Oh, sí, puedo verle en este momento, comedor de carne chamuscada, rascándose un incipiente juanete con una mano y sujetando este libro con la otra, mientras suena el tocadiscos con Indy o Monk. No cree una palabra de esto, ¿verdad? No, ni una palabra. La gente nunca vivirá así, gruñe mientras se levanta a echar en el vaso otro par de cubitos de hielo.
Sin embargo ahí está Dora, corriendo otra vez por las tuberías de comunicación hacia su casa bajo el agua (a ella le gusta vivir allí, y por eso se ha hecho alterar somáticamente para respirar bajo el agua). Ay, si le dijese con qué dulce plenitud ajusta el registro análogo de Don en el manipulador simbólico, cómo se conecta y se excita... si intentase explicarle algo de esto simplemente me miraría indignado. O abriría la boca lleno de asombro; o gruñiría: «¿qué clase de amor es ese?». Y sin embargo le aseguro, amigo, le aseguro realmente que los éxtasis de Dora son tan suculentos y apasionados como los de cualquiera de las damas espías de James Bond, e infinitamente más fuertes de lo que pueda encontrar usted en la «vida real». Adelante, míreme furioso y gruña cuanto quiera. A Dora le da igual. Si pensase en usted, remoto antepasado, treinta veces tatarabuelo suyo, lo consideraría simplemente una especie de animal primordial. Y eso es lo que es usted. Dora está tan alejada de usted como usted del australopiteco de hace cinco mil siglos. Usted no podría nadar ni un segundo en las vigorosas corrientes de su vida. Usted no cree que el progreso vaya en línea recta, ¿verdad? ¿Admite que es una curva ascendente, progresivamente acelerada, exponencial incluso? Lleva muchísimo tiempo empezar, pero cuando la cosa empieza es como una bomba. Y usted, usted, bebedor de alcohol y comedor de carne, no ha hecho más que encender la punta de la mecha. ¿En qué fecha estamos ahora, en el día seiscientos o setecientos mil después de Cristo? Dora vive en el Día Millón, el día un millón de la era cristiana. A diez mil años de ahora. Las grasas de su cuerpo están polidesaturadas. Sus residuos se hemodializan de su sangre mientras duerme, lo que significa que no tiene que ir al baño a hacer sus necesidades. Puede, a voluntad, para entretenerse, disponer por media hora de más energía que toda la nación portuguesa actualmente, y utilizarla para lanzar un satélite de fin de semana o para modificar un cráter en la Luna. Ama mucho a Don. Tiene todos sus gestos, sus ademanes, el tacto de su mano, la emoción del contacto, la pasión del beso, almacenados en forma simbólico-matemática. Y cuando lo desea lo único que tiene que hacer es poner en funcionamiento la máquina y lo tiene.

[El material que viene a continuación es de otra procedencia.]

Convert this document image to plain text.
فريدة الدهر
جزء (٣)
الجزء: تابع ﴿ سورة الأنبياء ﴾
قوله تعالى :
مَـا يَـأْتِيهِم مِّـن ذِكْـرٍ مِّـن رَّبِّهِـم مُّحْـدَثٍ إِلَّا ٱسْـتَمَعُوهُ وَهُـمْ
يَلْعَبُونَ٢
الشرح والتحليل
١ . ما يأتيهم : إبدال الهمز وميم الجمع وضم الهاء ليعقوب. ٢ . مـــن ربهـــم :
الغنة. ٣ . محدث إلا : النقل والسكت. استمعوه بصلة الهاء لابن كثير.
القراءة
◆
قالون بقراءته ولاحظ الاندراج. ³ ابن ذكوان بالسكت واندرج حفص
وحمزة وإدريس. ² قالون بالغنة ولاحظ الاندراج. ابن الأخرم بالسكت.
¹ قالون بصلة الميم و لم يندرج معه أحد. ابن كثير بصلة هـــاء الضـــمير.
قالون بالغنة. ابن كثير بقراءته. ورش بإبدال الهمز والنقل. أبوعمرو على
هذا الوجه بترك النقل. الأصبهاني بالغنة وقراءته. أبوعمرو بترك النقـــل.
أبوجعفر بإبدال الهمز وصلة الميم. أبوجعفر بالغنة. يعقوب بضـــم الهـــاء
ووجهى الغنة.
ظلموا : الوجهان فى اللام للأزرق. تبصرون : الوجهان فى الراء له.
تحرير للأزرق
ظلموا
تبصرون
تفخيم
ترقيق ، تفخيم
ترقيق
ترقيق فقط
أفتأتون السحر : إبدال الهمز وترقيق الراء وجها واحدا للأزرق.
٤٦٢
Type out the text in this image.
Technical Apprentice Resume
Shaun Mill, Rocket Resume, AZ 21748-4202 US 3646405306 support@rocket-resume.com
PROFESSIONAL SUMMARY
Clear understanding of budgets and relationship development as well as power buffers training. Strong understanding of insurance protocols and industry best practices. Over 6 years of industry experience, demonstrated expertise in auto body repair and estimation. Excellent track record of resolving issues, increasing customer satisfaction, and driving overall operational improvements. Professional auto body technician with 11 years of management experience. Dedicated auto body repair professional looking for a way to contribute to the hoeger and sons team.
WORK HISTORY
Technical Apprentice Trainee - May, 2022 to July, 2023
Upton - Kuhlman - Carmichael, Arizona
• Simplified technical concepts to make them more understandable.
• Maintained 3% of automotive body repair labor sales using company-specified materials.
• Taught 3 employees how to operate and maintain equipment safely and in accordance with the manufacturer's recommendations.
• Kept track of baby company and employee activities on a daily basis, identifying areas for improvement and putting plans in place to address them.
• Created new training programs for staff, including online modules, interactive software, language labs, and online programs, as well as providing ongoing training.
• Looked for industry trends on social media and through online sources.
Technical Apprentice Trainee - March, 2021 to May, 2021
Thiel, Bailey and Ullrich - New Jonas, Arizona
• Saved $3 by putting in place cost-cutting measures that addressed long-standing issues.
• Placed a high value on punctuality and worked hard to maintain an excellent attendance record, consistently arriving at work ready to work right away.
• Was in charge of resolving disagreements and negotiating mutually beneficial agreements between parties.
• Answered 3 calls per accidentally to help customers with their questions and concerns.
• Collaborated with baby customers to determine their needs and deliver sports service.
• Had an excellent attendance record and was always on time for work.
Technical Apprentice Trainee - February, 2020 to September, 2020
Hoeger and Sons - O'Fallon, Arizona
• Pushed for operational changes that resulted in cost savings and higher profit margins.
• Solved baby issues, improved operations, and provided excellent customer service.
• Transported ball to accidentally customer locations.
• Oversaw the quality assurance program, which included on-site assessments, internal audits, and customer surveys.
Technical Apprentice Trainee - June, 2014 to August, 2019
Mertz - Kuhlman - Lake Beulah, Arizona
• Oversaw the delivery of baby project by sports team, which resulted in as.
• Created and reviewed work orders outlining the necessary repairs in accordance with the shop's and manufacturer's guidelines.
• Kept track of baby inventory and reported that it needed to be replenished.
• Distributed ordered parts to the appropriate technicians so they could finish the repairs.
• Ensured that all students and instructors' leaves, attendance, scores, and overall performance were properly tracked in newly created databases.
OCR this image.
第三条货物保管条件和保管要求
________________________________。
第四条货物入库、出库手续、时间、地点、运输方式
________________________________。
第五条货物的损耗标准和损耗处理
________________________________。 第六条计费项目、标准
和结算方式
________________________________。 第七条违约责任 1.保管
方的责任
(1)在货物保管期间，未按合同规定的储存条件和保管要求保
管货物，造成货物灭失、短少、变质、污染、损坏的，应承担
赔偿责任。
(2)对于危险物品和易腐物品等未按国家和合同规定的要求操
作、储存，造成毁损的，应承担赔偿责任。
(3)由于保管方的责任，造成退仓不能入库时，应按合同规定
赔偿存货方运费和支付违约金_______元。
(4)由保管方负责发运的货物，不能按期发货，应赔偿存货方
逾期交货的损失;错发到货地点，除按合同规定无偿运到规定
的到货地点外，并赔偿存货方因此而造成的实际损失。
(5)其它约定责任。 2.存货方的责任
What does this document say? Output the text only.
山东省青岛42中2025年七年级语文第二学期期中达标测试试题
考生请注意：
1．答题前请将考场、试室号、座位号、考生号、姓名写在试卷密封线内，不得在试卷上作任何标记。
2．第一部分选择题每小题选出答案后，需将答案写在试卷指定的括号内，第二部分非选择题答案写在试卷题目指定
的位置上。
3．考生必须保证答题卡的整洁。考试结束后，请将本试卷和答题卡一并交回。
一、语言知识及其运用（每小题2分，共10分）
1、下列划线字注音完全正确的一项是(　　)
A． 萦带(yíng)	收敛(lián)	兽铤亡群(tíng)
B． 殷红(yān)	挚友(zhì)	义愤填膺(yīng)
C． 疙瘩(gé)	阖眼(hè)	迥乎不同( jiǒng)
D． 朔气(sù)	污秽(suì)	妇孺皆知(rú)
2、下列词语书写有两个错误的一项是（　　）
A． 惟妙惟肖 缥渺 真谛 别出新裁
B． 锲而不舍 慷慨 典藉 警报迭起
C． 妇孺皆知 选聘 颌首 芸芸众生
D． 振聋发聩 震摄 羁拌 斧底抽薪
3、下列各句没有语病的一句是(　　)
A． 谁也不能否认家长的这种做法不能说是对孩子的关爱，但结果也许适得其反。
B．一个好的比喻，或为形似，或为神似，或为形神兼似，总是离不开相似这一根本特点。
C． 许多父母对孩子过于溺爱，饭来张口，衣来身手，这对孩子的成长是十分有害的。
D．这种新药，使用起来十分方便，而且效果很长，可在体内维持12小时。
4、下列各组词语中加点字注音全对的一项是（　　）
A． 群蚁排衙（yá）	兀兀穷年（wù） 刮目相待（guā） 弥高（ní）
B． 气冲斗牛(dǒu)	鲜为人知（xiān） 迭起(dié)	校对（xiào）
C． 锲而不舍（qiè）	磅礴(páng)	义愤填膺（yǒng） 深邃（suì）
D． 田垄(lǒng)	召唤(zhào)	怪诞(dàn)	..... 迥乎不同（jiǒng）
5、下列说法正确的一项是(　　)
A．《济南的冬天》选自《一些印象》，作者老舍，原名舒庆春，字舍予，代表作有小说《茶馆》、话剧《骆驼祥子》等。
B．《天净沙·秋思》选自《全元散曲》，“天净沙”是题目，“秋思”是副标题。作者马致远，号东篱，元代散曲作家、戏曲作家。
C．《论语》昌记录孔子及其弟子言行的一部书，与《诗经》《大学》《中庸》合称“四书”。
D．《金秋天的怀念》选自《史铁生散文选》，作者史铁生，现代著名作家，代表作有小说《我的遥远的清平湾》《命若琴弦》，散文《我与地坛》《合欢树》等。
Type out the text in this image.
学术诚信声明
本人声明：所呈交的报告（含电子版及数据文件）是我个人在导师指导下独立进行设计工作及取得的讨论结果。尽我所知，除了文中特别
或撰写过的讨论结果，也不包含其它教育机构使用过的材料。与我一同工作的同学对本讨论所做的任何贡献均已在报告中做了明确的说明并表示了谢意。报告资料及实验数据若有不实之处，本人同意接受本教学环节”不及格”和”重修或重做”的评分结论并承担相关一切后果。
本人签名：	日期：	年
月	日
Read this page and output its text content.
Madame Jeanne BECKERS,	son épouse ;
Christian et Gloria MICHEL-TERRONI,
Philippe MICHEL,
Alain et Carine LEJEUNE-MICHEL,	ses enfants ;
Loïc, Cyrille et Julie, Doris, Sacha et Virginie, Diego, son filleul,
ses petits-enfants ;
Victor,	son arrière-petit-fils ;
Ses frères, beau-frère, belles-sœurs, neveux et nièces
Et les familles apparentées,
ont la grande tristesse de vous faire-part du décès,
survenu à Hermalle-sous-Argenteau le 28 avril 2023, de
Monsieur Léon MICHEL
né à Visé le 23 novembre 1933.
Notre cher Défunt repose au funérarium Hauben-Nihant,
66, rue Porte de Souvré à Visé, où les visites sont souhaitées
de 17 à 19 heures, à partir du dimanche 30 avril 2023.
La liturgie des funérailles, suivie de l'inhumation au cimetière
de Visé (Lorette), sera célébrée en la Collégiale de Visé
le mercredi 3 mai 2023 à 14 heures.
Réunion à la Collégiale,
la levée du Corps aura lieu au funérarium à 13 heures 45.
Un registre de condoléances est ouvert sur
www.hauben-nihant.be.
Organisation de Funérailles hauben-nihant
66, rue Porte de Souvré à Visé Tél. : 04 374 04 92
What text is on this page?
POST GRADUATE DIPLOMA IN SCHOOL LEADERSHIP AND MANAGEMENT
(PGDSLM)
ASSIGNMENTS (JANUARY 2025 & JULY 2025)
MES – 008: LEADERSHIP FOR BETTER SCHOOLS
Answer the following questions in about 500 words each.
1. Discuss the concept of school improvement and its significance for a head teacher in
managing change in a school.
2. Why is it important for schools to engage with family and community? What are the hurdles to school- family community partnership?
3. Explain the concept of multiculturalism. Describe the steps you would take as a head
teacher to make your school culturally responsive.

Y Don, por supuesto, tiene a Dora. A la deriva en una ciudad flotante a quinientos metros por encima de donde vive ella u orbitando Arturo a cincuenta años-luz de distancia, Don no tiene más que poner su propio manipulador simbólico para sacar a Dora de los archivos de ferrita y darle vida ante él, y poder entregarse toda la noche con ella a un arrebato interminable de amor. No era la carne, claro está; pues su carne ha sido ampliamente modificada y en realidad no podría sacar gran cosa de ella. Para el placer no se necesita la carne. Los órganos genitales no sienten nada. Ni las manos, ni los pechos, ni los labios; son sólo receptores que aceptan y transmiten impulsos. El que siente es el cerebro; es la interpretación de esos impulsos lo que crea un calvario de dolor o un orgasmo, y el manipulador simbólico de Don le proporciona los impulsos análogos a la caricia, el beso, a las horas ardientes y desenfrenadas con el análogo eterno, exquisito e incorruptible de Dora. O Diana. O la dulce Aosa, o la risueña Alicia; pues debo decir que todos ellos han intercambiados análogos antes y lo harán de nuevo.
Demonios, gruñe usted, esto me parece una locura. Pues dígame, usted, con su loción de después de afeitarse, su autito rojo, moviendo papeles en una mesa todo el día y tratando de encontrar un plan para la noche, ¿qué demonios pensaría de usted si pudiese verle Tiglath-Pi-leser, por ejemplo, o Atila el Huno?